3.2TB drive. Im just wondering what will happens is it reach the 100% full capacity? Do I still earn income by just leaving the node at 100% full capacity? or it will stop earning and need to be replace by another drive?. Also by your experience, by average how many months does this 3.2TB will be expected to become full. Another thing, how many days or months does the earnings appear on the Dashboard.Thank you and more power to the group.
You are paid $1.50 per TB-month of data stored on your node. If you were to fill up 4TB of space, that would be $6/mo.
You are also paid $20 per TB of egress traffic. Current estimates for expected monthly egress traffic are ~10% of your used space. That would be 400GB, which would come out to $8/mo.

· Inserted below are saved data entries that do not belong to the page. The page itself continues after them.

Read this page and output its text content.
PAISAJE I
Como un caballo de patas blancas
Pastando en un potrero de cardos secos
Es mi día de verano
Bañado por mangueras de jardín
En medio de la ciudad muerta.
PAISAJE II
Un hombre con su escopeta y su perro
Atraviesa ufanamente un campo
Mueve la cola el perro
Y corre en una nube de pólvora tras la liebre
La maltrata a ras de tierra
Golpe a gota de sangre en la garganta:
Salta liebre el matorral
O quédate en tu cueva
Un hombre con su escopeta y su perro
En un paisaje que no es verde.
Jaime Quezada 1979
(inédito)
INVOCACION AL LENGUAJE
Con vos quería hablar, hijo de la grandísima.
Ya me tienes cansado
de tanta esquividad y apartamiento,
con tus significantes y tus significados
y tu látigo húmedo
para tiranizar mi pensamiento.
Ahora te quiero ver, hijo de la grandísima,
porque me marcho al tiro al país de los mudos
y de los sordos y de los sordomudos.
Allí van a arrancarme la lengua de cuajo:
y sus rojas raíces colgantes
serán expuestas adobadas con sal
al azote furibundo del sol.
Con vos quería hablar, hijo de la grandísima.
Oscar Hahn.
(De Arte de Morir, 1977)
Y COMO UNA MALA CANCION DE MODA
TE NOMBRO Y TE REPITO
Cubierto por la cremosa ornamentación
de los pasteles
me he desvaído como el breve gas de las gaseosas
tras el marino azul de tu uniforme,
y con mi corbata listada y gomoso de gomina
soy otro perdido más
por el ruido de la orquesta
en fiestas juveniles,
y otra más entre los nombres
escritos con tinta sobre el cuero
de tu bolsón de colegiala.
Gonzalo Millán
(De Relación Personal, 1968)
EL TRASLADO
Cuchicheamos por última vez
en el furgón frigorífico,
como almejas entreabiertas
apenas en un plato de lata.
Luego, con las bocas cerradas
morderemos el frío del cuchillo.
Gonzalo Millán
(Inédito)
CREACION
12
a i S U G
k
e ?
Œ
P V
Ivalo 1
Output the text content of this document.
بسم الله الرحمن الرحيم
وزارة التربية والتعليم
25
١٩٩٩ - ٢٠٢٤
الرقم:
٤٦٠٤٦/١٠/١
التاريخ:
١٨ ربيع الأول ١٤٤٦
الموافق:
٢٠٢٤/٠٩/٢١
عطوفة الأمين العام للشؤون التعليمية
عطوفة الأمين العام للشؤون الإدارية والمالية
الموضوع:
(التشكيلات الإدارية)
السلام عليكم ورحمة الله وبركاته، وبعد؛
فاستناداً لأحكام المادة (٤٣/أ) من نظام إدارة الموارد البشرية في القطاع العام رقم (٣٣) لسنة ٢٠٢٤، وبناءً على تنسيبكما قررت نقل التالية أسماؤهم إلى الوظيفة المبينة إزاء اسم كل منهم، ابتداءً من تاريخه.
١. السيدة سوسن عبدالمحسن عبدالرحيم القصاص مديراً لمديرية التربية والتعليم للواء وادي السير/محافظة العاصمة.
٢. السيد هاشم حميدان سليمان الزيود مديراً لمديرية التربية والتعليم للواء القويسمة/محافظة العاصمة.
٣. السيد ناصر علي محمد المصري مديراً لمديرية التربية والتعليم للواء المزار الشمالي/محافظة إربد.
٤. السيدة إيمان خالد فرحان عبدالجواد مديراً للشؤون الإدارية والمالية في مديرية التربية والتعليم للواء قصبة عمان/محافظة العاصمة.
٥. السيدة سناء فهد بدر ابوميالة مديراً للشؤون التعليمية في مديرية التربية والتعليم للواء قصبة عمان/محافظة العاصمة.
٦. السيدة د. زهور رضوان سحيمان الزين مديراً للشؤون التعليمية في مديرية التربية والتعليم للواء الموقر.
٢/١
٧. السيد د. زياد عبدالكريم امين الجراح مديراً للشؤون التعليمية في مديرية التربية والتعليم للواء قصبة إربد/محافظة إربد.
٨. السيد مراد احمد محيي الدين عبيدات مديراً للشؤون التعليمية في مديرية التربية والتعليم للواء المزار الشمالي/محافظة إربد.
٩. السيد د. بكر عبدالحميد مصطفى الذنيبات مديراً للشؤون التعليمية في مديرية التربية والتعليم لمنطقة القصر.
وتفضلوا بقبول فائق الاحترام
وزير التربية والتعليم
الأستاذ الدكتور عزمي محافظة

So total, you could expect to make about $14/mo once the drive is full.
Caveats:
This doesn’t take into account reserving some space on the disk for the databases, logs, etc.
This doesn’t take into account repair escrow, which is a portion of your gross revenue withheld by Storj to be used to pay other nodes to help repair missing data if your node were to suddenly disappear without notice or fail enough audits to be disqualified.
Wow, thanks for this nice explanation sir. Now I already understand. For example my 4tb hd is full can I add another bigger capacity hd? is that possible 2 hd’s running a node?
I actually like the wording “repair escrow” and I think Storj should pick up on that in the docs and in the SN dashboard. This might lead to less questions about the “held amount”.
How about “amount of repair escrow held” in the dashboard and “repair escrow” in the documentation?
It’s technically not escrow as that requires an independent third party. And it’s also not just for repair. It’s mostly an incentive structure to foster loyal and stable nodes. It doesn’t fully cover repair costs to begin with.
Does it matter that much why the amount is held back? I can imagine that including the explanation in the naming could help clarify, but it will also lead to more followup questions. Also check out this topic: So what am I missing regarding held back fees!
To some it seems to do. Without diving deeper into incentivisation, most people might just accept this implicit explanation even if it’s not 100% accurate from a technical standpoint.